|  | List of years in science | (table) |

= 1975 in science =

The year 1975 in science and technology involved some significant events, listed below.

==Astronomy and space exploration==
- April 19 – Aryabhata, India's first satellite, is launched using Soviet boosters.
- July 17 – Apollo–Soyuz Test Project: An American Apollo and a Soviet Soyuz spacecraft dock with each other in orbit marking the first such link-up between spacecraft from the two nations.
- August 20 – Viking program: NASA launches the Viking 1 planetary probe toward Mars.

==Biology==
- August 7 – César Milstein and Georges Köhler report their discovery of how to use hybridoma cells to isolate monoclonal antibodies, effectively beginning the history of monoclonal antibody use in science.
- Living specimens of the Chacoan Peccary (Catagonus wagneri), previously known only from fossils, are identified in Paraguay.

==Climatology==
- August 8 – The term global warming is probably first used in its modern sense by Wallace Smith Broecker.

==Computer science==
- January – Altair 8800 is released, sparking the era of the microcomputer.
- March 5 – Hackers in Silicon Valley hold the first meeting of the Homebrew Computer Club.
- April 4 – Bill Gates and Paul Allen form a company at this time called Micro-Soft in Albuquerque, New Mexico, to develop and sell their Altair BASIC interpreter software for the Altair 8800.
- The MOS Technology 6502 is introduced.

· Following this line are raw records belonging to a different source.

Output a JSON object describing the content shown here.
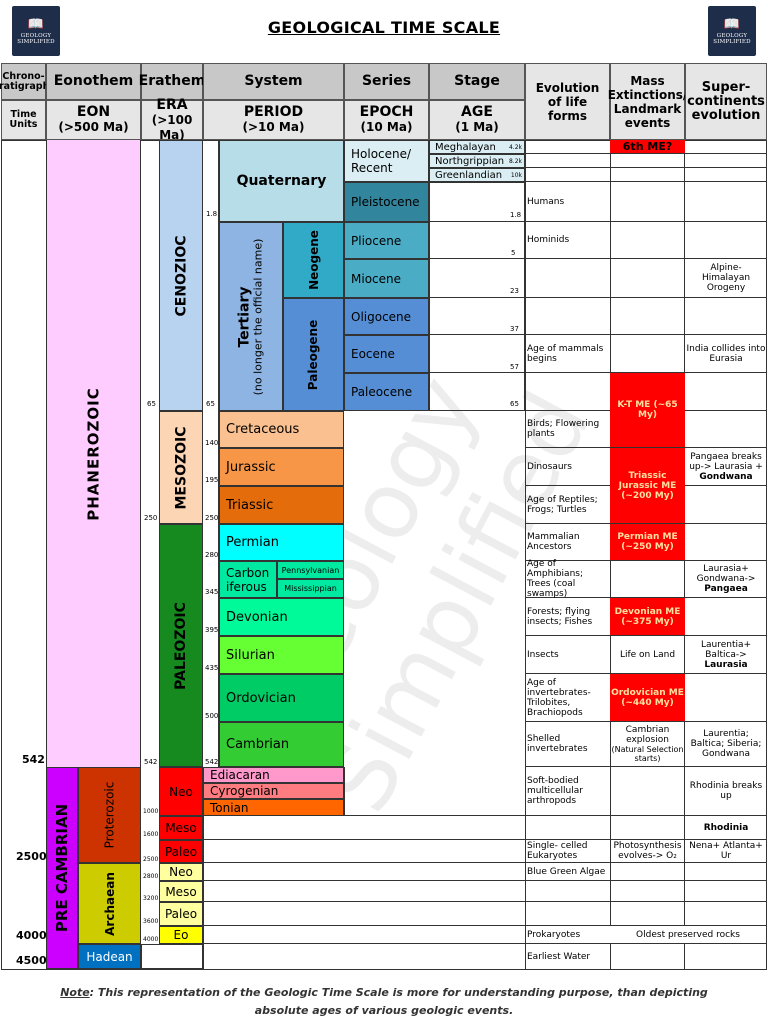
{
  "title": "GEOLOGICAL TIME SCALE",
  "logo": {
    "text": "GEOLOGY SIMPLIFIED",
    "icon": "book-icon"
  },
  "headers": {
    "chrono": "Chrono-stratigraphic",
    "eonothem": "Eonothem",
    "erathem": "Erathem",
    "system": "System",
    "series": "Series",
    "stage": "Stage",
    "time_units": "Time Units",
    "eon": "EON",
    "eon_sub": "(>500 Ma)",
    "era": "ERA",
    "era_sub": "(>100 Ma)",
    "period": "PERIOD",
    "period_sub": "(>10 Ma)",
    "epoch": "EPOCH",
    "epoch_sub": "(10 Ma)",
    "age": "AGE",
    "age_sub": "(1 Ma)",
    "evolution": "Evolution of life forms",
    "mass": "Mass Extinctions/ Landmark events",
    "super": "Super-continents evolution"
  },
  "eons": {
    "phanerozoic": "PHANEROZOIC",
    "precambrian": "PRE CAMBRIAN",
    "proterozoic": "Proterozoic",
    "archaean": "Archaean",
    "hadean": "Hadean"
  },
  "eras": {
    "cenozoic": "CENOZIOC",
    "mesozoic": "MESOZOIC",
    "paleozoic": "PALEOZOIC"
  },
  "periods": {
    "quaternary": "Quaternary",
    "tertiary": "Tertiary",
    "tertiary_note": "(no longer the official name)",
    "neogene": "Neogene",
    "paleogene": "Paleogene",
    "cretaceous": "Cretaceous",
    "jurassic": "Jurassic",
    "triassic": "Triassic",
    "permian": "Permian",
    "carboniferous": "Carbon iferous",
    "pennsylvanian": "Pennsylvanian",
    "mississippian": "Mississippian",
    "devonian": "Devonian",
    "silurian": "Silurian",
    "ordovician": "Ordovician",
    "cambrian": "Cambrian",
    "ediacaran": "Ediacaran",
    "cyrogenian": "Cyrogenian",
    "tonian": "Tonian"
  },
  "epochs": {
    "holocene": "Holocene/ Recent",
    "pleistocene": "Pleistocene",
    "pliocene": "Pliocene",
    "miocene": "Miocene",
    "oligocene": "Oligocene",
    "eocene": "Eocene",
    "paleocene": "Paleocene"
  },
  "ages": [
    {
      "name": "Meghalayan",
      "val": "4.2k"
    },
    {
      "name": "Northgrippian",
      "val": "8.2k"
    },
    {
      "name": "Greenlandian",
      "val": "10k"
    }
  ],
  "precambrian_eras": {
    "neo": "Neo",
    "meso": "Meso",
    "paleo": "Paleo",
    "eo": "Eo"
  },
  "numbers": {
    "n1_8a": "1.8",
    "n1_8b": "1.8",
    "n5": "5",
    "n23": "23",
    "n37": "37",
    "n57": "57",
    "n65a": "65",
    "n65b": "65",
    "n65c": "65",
    "n140": "140",
    "n195": "195",
    "n250a": "250",
    "n250b": "250",
    "n280": "280",
    "n345": "345",
    "n395": "395",
    "n435": "435",
    "n500": "500",
    "n542a": "542",
    "n542b": "542",
    "n542big": "542",
    "n1000": "1000",
    "n1600": "1600",
    "n2500a": "2500",
    "n2800": "2800",
    "n3200": "3200",
    "n3600": "3600",
    "n4000a": "4000",
    "n2500big": "2500",
    "n4000big": "4000",
    "n4500big": "4500"
  },
  "evolution": {
    "humans": "Humans",
    "hominids": "Hominids",
    "mammals": "Age of mammals begins",
    "birds": "Birds; Flowering plants",
    "dinosaurs": "Dinosaurs",
    "reptiles": "Age of Reptiles; Frogs; Turtles",
    "mammalian": "Mammalian Ancestors",
    "amphibians": "Age of Amphibians; Trees (coal swamps)",
    "forests": "Forests; flying insects; Fishes",
    "insects": "Insects",
    "invertebrates": "Age of invertebrates- Trilobites, Brachiopods",
    "shelled": "Shelled invertebrates",
    "softbodied": "Soft-bodied multicellular arthropods",
    "eukaryotes": "Single- celled Eukaryotes",
    "bluegreen": "Blue Green Algae",
    "prokaryotes": "Prokaryotes",
    "water": "Earliest Water"
  },
  "mass": {
    "sixth": "6th ME?",
    "kt": "K-T ME (~65 My)",
    "triassic": "Triassic Jurassic ME (~200 My)",
    "permian": "Permian ME (~250 My)",
    "devonian": "Devonian ME (~375 My)",
    "life_land": "Life on Land",
    "ordovician": "Ordovician ME (~440 My)",
    "cambrian_exp": "Cambrian explosion",
    "natsel": "(Natural Selection starts)",
    "photo": "Photosynthesis evolves-> O₂",
    "oldest": "Oldest preserved rocks"
  },
  "super": {
    "alpine": "Alpine- Himalayan Orogeny",
    "india": "India collides into Eurasia",
    "pangaea_breaks": "Pangaea breaks up-> Laurasia + ",
    "pangaea_breaks_b": "Gondwana",
    "lg": "Laurasia+ Gondwana-> ",
    "lg_b": "Pangaea",
    "lb": "Laurentia+ Baltica-> ",
    "lb_b": "Laurasia",
    "laurentia": "Laurentia; Baltica; Siberia; Gondwana",
    "rhodinia_breaks": "Rhodinia breaks up",
    "rhodinia": "Rhodinia",
    "nena": "Nena+ Atlanta+ Ur"
  },
  "note_label": "Note",
  "note": ": This representation of the Geologic Time Scale is more for understanding purpose, than depicting absolute ages of various geologic events.",
  "watermark": "Geology Simplified",
  "colors": {
    "phanerozoic": "#ffccff",
    "cenozoic": "#b8d3ef",
    "mesozoic": "#fcd5b4",
    "paleozoic": "#168a1e",
    "quaternary": "#b7dde8",
    "tertiary": "#8db4e2",
    "neogene": "#31aac8",
    "paleogene": "#558ed5",
    "cretaceous": "#fac090",
    "jurassic": "#f79646",
    "triassic": "#e46c0a",
    "permian": "#00ffff",
    "carboniferous": "#00e9a0",
    "devonian": "#00fa9a",
    "silurian": "#66ff33",
    "ordovician": "#00cc66",
    "cambrian": "#33cc33",
    "extinction": "#ff0000",
    "precambrian": "#cc00ff",
    "proterozoic": "#cc3300",
    "archaean": "#cccc00",
    "hadean": "#0070c0"
  }
}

An 8-bit microprocessor designed by a small team led by Chuck Peddle for MOS Technology, it is, by a considerable margin, the least expensive full-featured microprocessor on the market.

==Mathematics==
- Benoit Mandelbrot coins the term fractal.
- The Harada–Norton group is discovered.
- John N. Mather and Richard McGehee prove that for the Newtonian collinear four-body problem there exist solutions which become unbounded in a finite time interval.
- The Monty Hall problem in probability is first posed, by Steve Selvin.

==Medicine==
- October 16 – The last naturally occurring case of smallpox is diagnosed and treated, the victim being two-year-old Rahima Banu in Bangladesh.
- Lyme disease first recognised at Lyme, Connecticut.
- Mini–mental state examination (MMSE) or Folstein test introduced to screen for dementia or other cognitive dysfunction.

==Technology==
- Steven Sasson of Eastman Kodak in the United States produces the first self-contained (portable) digital camera.

==Awards==
- Nobel Prizes
  - Physics – Aage Bohr, Ben Roy Mottelson, James Rainwater
  - Chemistry – John Warcup Cornforth, Vladimir Prelog
  - Medicine – David Baltimore, Renato Dulbecco, Howard Martin Temin
- Turing Award – Allen Newell, Herbert A. Simon

==Births==
- July 11 – Naomi McClure-Griffiths, American-born astrophysicist.
- July 17 – Terence Tao, Australian-born mathematician.
- November 14 – Martin Hairer, Swiss-born Austrian-British mathematician.
- Catherine A. Lozupone, American microbiologist.

==Deaths==
- February 8 – Sir Robert Robinson b. 1886), British chemist, Nobel Prize laureate
- February 10 – Elizabeth Kozlova (b. 1892), Russian ornithologist
- February 14 – Sir Julian Huxley (b. 1887), English biologist and author.
- April 19 – Percy Lavon Julian (b. 1899), African American research chemist.
- May 14 – Ernst Alexanderson (b. 1878), Swedish American television pioneer.
- May 18 – Christopher Strachey (b. 1916), English computer scientist.
- June 8 – Douglas Guthrie (b. 1885), Scottish otolaryngologist and medical historian.
- June 27 – Sir Geoffrey Taylor (b. 1886), English physicist.
- September 5 – Alice Catherine Evans (b. 1881), American microbiologist.
- October 10 – August Dvorak (b. 1894), American educational psychologist.
- October 23 – Gordon Hamilton Fairley (b. 1930), British oncologist.
- November – Priscilla Fairfield Bok (b. 1896), American astronomer.
- November 19 – Tokushichi Mishima (b. 1893), Japanese inventor and metallurgist.
- December 13 – Mary Locke Petermann (b. 1908), American cellular biochemist.
- December 28 – Frances McConnell-Mills (b. 1900), American toxicologist.